St. Paul refers in today’s epistle reading to a similar kind of death, for he writes that he “died to the Law, that I might live to God.”  Earlier in his life, Paul had thought that meticulous obedience to the Old Testament law, as interpreted by his fellow Pharisees, put observant Jews in right relationship with God.  But after the Risen Lord appeared to Him on the road to Damascus, Paul became a Christian and ultimately a great champion of God’s mercy extending to all who have humble faith in Jesus Christ.  St. Paul had to die to relying upon whatever righteousness he could earn for himself by legal observance, for that approach could never overcome the power of sin.  He had to die with Christ in baptism to his illusions of earning his own righteousness in order to rise up with the Lord into eternal life.  That is why he says “I have been crucified with Christ; it is no longer I who live, but Christ Who lives in me.”

If we think that we stand before God based on whether we perfectly obey a law simply by our own ability, we may easily become slaves to shame and guilt because we will never be at peace with how we never measure up to what we think God requires.  We will likely view Him as a harsh, impersonal judge who is eager to condemn and reject us.  We will likely become obsessed with how unclean we are before Him, and perhaps do all that we can to hide the truth of our corruption from others and even from ourselves.  We may become as miserable and isolated as the woman with the flow of blood.  Recognizing that some things are simply beyond our control can be quite scary.

The good news is that Jesus Christ taught us to view God as “Our Father.”  Through Him, we are not anonymous defendants before a court of law or individuals simply on our own, but beloved sons and daughters.  As much as I hope that we all love our own parents, they are not the models for our understanding of the Heavenly Father.  It is the other way round, for Christ has shown us the Father.  Recall the parable of the prodigal son, in which the father eagerly awaits the return of his wretched son and restores him fully to the household with great joy.  How sad it would have been if the self-absorbed shame of that young man had kept him from returning home to a right relationship with his father.  He was blessed by his father’s mercy well beyond anything that he deserved or could have achieved.

In Christ, we are all sons and daughters of such an outrageously merciful Father in heaven.  It will be tragic if any of us allows our problems, or those of our loved ones, to keep us from responding to His mercy with humble faith.   Shame or embarrassment that keeps us from doing so reflects the pride of not accepting the truth about who are in relation to Him.  It is impossible to earn the status of son or daughter, for that is a gift based on a relationship initiated by parents.  Christ calls us not to either measure up or run away in shame, but humbly to open even our deepest and most painful wounds to Him for healing with the recognition that we are not our own saviors.

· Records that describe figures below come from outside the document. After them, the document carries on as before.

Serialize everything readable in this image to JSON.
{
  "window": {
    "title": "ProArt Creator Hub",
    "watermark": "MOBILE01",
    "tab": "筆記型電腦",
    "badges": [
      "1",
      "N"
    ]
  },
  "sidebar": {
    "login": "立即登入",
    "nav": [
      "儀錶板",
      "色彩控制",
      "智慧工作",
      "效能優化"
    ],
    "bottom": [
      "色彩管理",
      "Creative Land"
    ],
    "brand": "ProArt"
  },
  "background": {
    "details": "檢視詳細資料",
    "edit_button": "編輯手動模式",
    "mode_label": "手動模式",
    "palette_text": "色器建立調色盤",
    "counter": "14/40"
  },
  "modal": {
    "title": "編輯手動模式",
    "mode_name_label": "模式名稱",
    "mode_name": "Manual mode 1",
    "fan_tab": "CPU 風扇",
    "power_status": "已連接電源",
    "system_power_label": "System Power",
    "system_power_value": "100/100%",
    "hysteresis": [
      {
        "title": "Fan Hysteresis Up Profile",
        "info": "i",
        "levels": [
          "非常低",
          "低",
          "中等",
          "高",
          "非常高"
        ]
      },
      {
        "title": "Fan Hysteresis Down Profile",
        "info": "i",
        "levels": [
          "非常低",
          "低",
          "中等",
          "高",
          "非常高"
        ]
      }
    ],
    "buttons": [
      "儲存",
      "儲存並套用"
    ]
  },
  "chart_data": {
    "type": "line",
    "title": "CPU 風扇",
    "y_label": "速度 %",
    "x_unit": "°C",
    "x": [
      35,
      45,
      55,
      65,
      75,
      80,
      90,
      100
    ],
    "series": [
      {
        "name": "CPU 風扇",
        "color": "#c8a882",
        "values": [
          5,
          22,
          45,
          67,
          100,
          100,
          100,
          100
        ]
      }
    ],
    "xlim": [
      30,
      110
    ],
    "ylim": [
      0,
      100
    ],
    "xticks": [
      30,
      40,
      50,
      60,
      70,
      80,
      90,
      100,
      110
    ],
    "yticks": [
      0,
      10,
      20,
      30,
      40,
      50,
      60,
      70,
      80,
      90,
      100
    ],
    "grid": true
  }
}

That will not mean that every sickness will be cured, all broken relationships will be restored, or that we will simply get what we want.  It will mean, however, that our weaknesses will become opportunities to die to the misery that comes from the self-centered perspective that we relate to God and other people only in terms of what we achieve, earn, or deserve.  It will mean that, if we have only the faith to touch the hem of His garment, Christ will enable us to grow in the humble trust of sons and daughters for their Heavenly Father.  It will mean that He will grant us the strength to see that literally nothing other than our own refusal can keep us from knowing the holy joy of His beloved children.  As the woman healed from the flow of blood demonstrates, His healing mercy calls us to die to our pride, shame, and self-reliance. That is how we too will find healing for the deepest pains of our lives.